Whilst there isn't much to add to Affable Geek's impressive answer, I would like to pick up on the themes of control that arise in other answers.
It is certainly clear that at various periods throughout British history (at least) there were attempts to translate the bible into the vernacular, and these met with a violent reception - take Wycliffe and Tyndale. Yet it is often clear that what these writers proposed went far beyond a simple translation of the bible, and amounted to a challenge to the existing church at least as much as a result of the fact that such men could be regarded as holding deviant views on dogmatic and organizational matters (the established hierarchy of the church, the practice of indulgences and so forth), as from the fact that they were trying to translate the bible.
Here is another interesting thought. Take a read of the following two passages from two authors, both interested in the effect of language upon thought and, importantly, how the way we understand language shapes the way we know the world. They are long and may not seem directly connected to the question, but bear with me because they set the scene:
Indeed, for most philologists at the time, the notion that the
grammar of a barbarian language could be a worthwhile subject of
study seemed perverse. Studying grammar meant the study of Greek
and Latin, because "grammar" was the grammar of Greek and Latin. So
when remote languages were described (not by philologists but by missionaries
who needed them for practical purposes), the descriptions
usually consisted of a list of Latin paradigms on one side and the allegedly
corresponding forms in the native language on the other side.

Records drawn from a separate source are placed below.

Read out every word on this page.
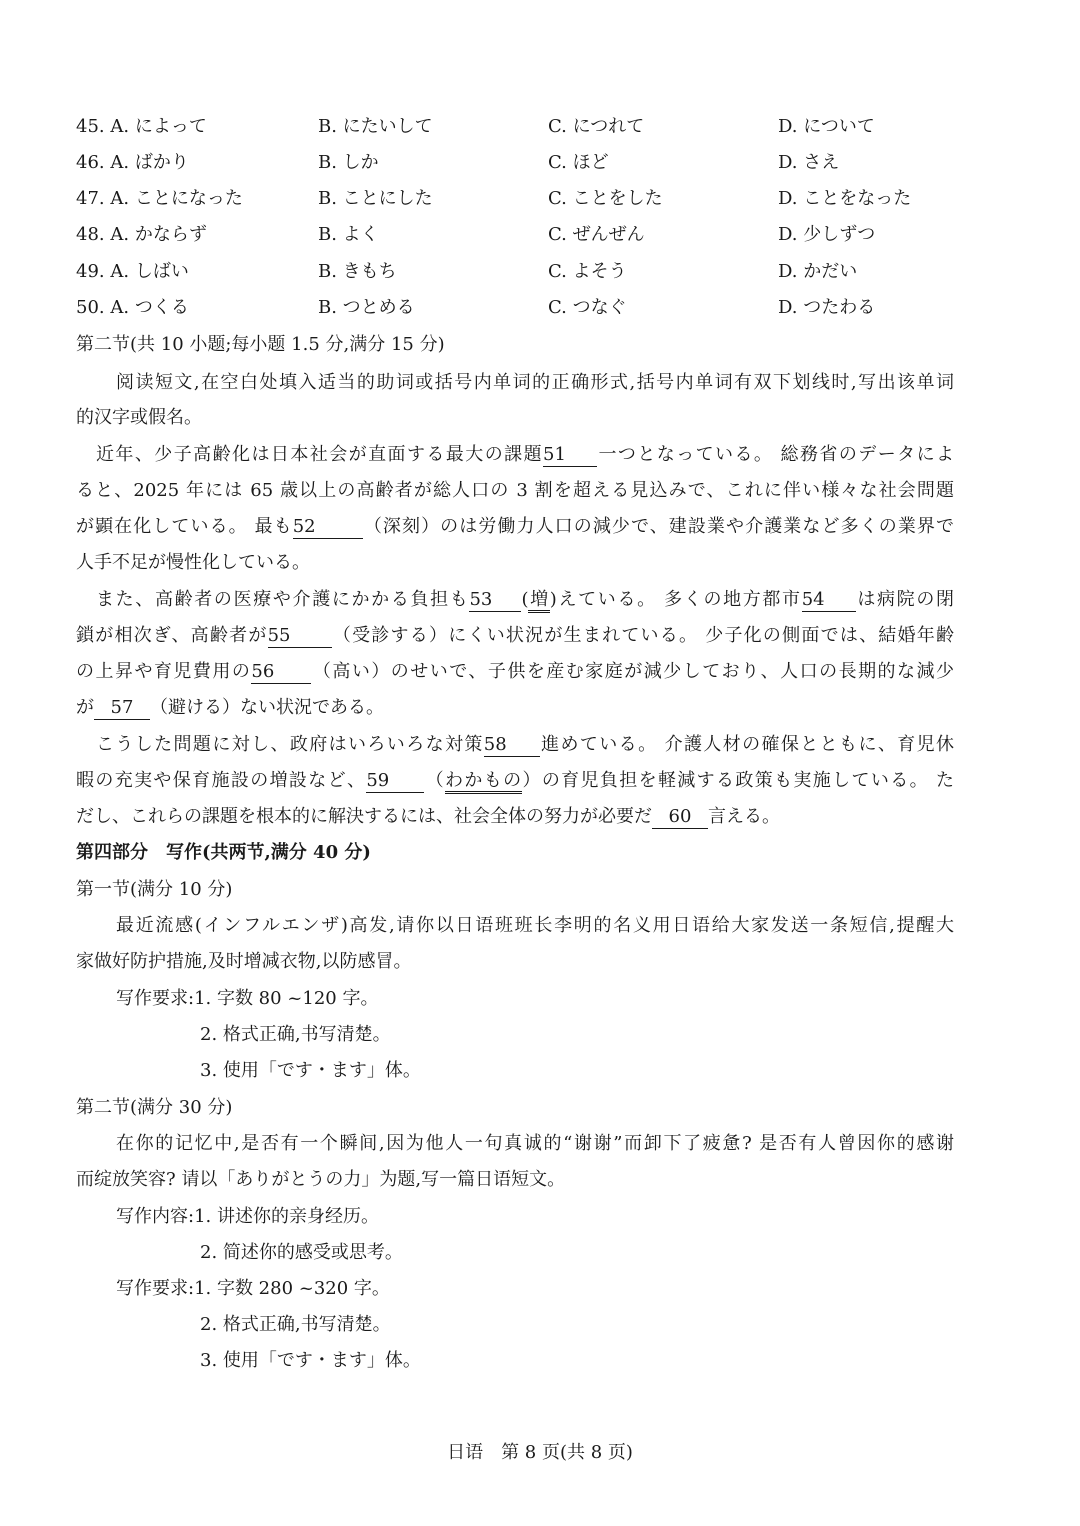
45. A. によって	B. にたいして	C. につれて	D. について
46. A. ばかり	B. しか	C. ほど	D. さえ
47. A. ことになった	B. ことにした	C. ことをした	D. ことをなった
48. A. かならず	B. よく	C. ぜんぜん	D. 少しずつ
49. A. しばい	B. きもち	C. よそう	D. かだい
50. A. つくる	B. つとめる	C. つなぐ	D. つたわる
第二节(共 10 小题;每小题 1.5 分,满分 15 分)
阅读短文,在空白处填入适当的助词或括号内单词的正确形式,括号内单词有双下划线时,写出该单词
的汉字或假名。
近年、少子高齢化は日本社会が直面する最大の課題51 一つとなっている。 総務省のデータによ
ると、2025 年には 65 歳以上の高齢者が総人口の 3 割を超える見込みで、これに伴い様々な社会問題
が顕在化している。 最も52	（深刻）のは労働力人口の減少で、建設業や介護業など多くの業界で
人手不足が慢性化している。
また、高齢者の医療や介護にかかる負担も53 (増)えている。 多くの地方都市54 は病院の閉
鎖が相次ぎ、高齢者が55 （受診する）にくい状況が生まれている。 少子化の側面では、結婚年齢
の上昇や育児費用の56 （高い）のせいで、子供を産む家庭が減少しており、人口の長期的な減少
が 57 （避ける）ない状況である。
こうした問題に対し、政府はいろいろな対策58 進めている。 介護人材の確保とともに、育児休
暇の充実や保育施設の増設など、59 （わかもの）の育児負担を軽減する政策も実施している。 た
だし、これらの課題を根本的に解決するには、社会全体の努力が必要だ 60 言える。
第四部分　写作(共两节,满分 40 分)
第一节(满分 10 分)
最近流感(インフルエンザ)高发,请你以日语班班长李明的名义用日语给大家发送一条短信,提醒大
家做好防护措施,及时增减衣物,以防感冒。
写作要求:1. 字数 80 ~120 字。
2. 格式正确,书写清楚。
3. 使用「です・ます」体。
第二节(满分 30 分)
在你的记忆中,是否有一个瞬间,因为他人一句真诚的“谢谢”而卸下了疲惫? 是否有人曾因你的感谢
而绽放笑容? 请以「ありがとうの力」为题,写一篇日语短文。
写作内容:1. 讲述你的亲身经历。
2. 简述你的感受或思考。
写作要求:1. 字数 280 ~320 字。
2. 格式正确,书写清楚。
3. 使用「です・ます」体。
日语　第 8 页(共 8 页)
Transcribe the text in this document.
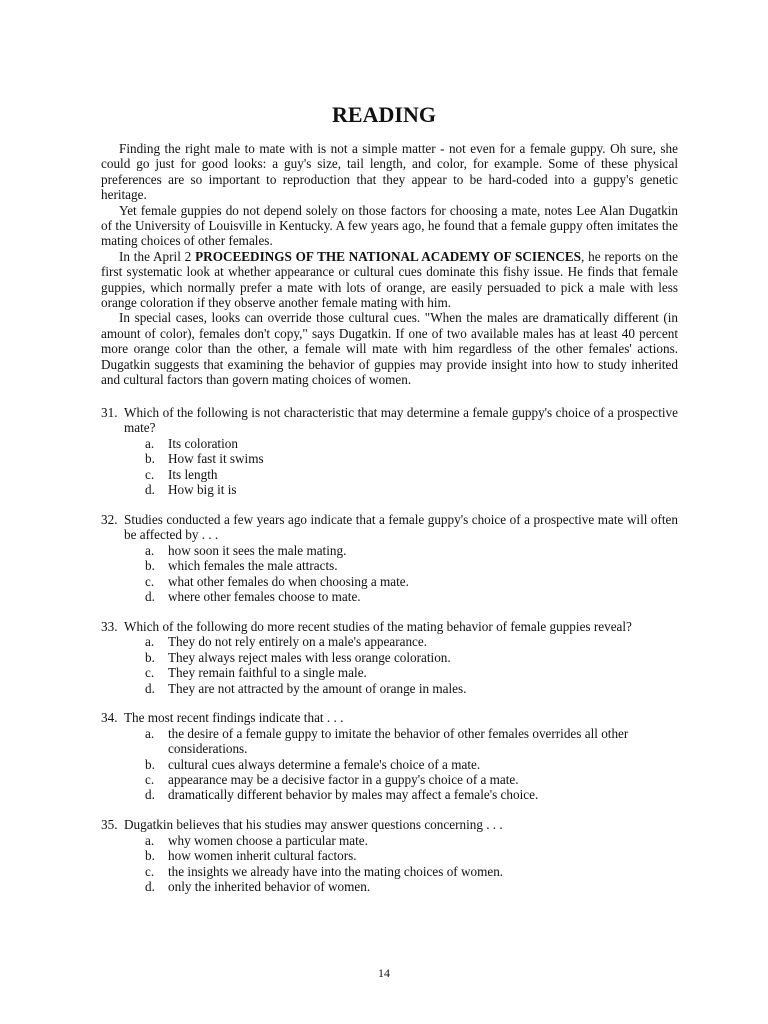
READING

Finding the right male to mate with is not a simple matter - not even for a female guppy. Oh sure, she could go just for good looks: a guy's size, tail length, and color, for example. Some of these physical preferences are so important to reproduction that they appear to be hard-coded into a guppy's genetic heritage.

Yet female guppies do not depend solely on those factors for choosing a mate, notes Lee Alan Dugatkin of the University of Louisville in Kentucky. A few years ago, he found that a female guppy often imitates the mating choices of other females.

In the April 2 PROCEEDINGS OF THE NATIONAL ACADEMY OF SCIENCES, he reports on the first systematic look at whether appearance or cultural cues dominate this fishy issue. He finds that female guppies, which normally prefer a mate with lots of orange, are easily persuaded to pick a male with less orange coloration if they observe another female mating with him.

In special cases, looks can override those cultural cues. "When the males are dramatically different (in amount of color), females don't copy," says Dugatkin. If one of two available males has at least 40 percent more orange color than the other, a female will mate with him regardless of the other females' actions. Dugatkin suggests that examining the behavior of guppies may provide insight into how to study inherited and cultural factors than govern mating choices of women.

31. Which of the following is not characteristic that may determine a female guppy's choice of a prospective mate?
a.	Its coloration
b. How fast it swims
c.	Its length
d. How big it is
32. Studies conducted a few years ago indicate that a female guppy's choice of a prospective mate will often be affected by . . .
a.	how soon it sees the male mating.
b. which females the male attracts.
c.	what other females do when choosing a mate.
d. where other females choose to mate.
33. Which of the following do more recent studies of the mating behavior of female guppies reveal?
a.	They do not rely entirely on a male's appearance.
b. They always reject males with less orange coloration.
c.	They remain faithful to a single male.
d. They are not attracted by the amount of orange in males.
34. The most recent findings indicate that . . .
a.	the desire of a female guppy to imitate the behavior of other females overrides all other considerations.
b. cultural cues always determine a female's choice of a mate.
c.	appearance may be a decisive factor in a guppy's choice of a mate.
d. dramatically different behavior by males may affect a female's choice.
35. Dugatkin believes that his studies may answer questions concerning . . .
a.	why women choose a particular mate.
b. how women inherit cultural factors.
c.	the insights we already have into the mating choices of women.
d. only the inherited behavior of women.
14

The nouns in an American Indian language, for example, would be
shown in six forms, corresponding to the six cases of the Latin noun.
Whether or not the language in question made any case distinctions
was irrelevant - the noun would still be duly frogmarched into nominative,
genitive, dative, accusative, vocative, and ablative. The French
writer Simon-Philibert de La Salle de l'Etang demonstrates this frame
of mind in his 1763 dictionary of Galibi, a now extinct language of the
Caribbean, when he complains that "the Galibis have nothing in their
language that makes distinctions of case, for which there should be six
in the declension of each word." Such descriptions seem to us today like
clumsy parodies, but they were conceived in complete earnestness
Guy Deutscher, Through the Language Glass, 2010 p. 133
Up to the end of the sixteenth century, resemblance played a constructive role in the knowledge of Western Culture. It was resemblance that largely guided exegesis and the interpretation of texts; it was resemblance that organized the play of symbols, made possible knowledge of things visible and invisible, and controlled the art of representing them [my emphasis]. The universe was folded in upon itself: the earth echoing the sky, faces seeing themselves reflected in the stars, and plants holding within their stems the secrets that were of use to man [here the author is referring the the Doctrine of Signatures]. Painting imitated space.

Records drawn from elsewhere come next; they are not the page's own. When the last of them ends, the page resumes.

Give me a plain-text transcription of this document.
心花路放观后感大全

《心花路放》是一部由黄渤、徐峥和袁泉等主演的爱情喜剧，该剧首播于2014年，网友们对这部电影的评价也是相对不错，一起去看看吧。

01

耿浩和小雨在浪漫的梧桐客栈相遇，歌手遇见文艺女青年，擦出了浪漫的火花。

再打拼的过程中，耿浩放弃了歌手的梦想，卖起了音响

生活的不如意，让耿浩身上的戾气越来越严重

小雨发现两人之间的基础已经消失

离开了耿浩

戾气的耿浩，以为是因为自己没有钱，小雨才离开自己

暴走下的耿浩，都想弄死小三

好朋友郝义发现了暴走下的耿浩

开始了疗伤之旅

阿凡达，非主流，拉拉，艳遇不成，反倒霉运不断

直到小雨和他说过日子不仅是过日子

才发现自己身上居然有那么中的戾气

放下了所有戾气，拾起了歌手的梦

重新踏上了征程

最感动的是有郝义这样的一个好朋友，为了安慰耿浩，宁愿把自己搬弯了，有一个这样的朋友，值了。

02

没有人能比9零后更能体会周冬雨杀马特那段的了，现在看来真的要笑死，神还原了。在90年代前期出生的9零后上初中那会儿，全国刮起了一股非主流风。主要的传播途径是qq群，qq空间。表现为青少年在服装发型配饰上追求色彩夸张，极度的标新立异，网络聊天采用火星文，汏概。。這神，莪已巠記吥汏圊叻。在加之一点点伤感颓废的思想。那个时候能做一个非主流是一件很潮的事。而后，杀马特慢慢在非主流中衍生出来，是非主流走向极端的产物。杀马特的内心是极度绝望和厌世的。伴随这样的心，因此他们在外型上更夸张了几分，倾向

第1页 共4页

Michelle Foucault, The Order of Things, (first published in French in 1966
Deustcher's quote illustrates the fixation of European thought upon the historic language of Christendom, Latin. Latin was, in some sense, the standard against which all other languages could be held in account. From Foucault we learn the great importance of language at the time, the way it appeared to provide a foundation for knowing, and the (to many moderns) apparently mystical connection between objects of speech, and objects in the world.
Part of the explanation for why vernacular translations were worried about was because of fears about the capacity of such languages to relay the holy message (there is some excellent discussion of the general fears of French monks about relaying even historical events like battles in French rather than Latin in Lucien Febvre's "The Problem of Unbelief in the Sixteenth Century", but unfortunately I don't posses my own copy so can't give you quotes). There was a fear that vernacularisation and vulgarisation would go hand in hand. It would, therefore, be unfair on our ancestors to say that they may not have had genuine concerns (based upon their best understanding of the world) about the possibility of vernacularising the Bible, whilst still preserving the connection between the religious knowledge of man and the word of God. This also feeds into some of the concerns about the capacity of inaccurate interpretation that Affable Geek talks about.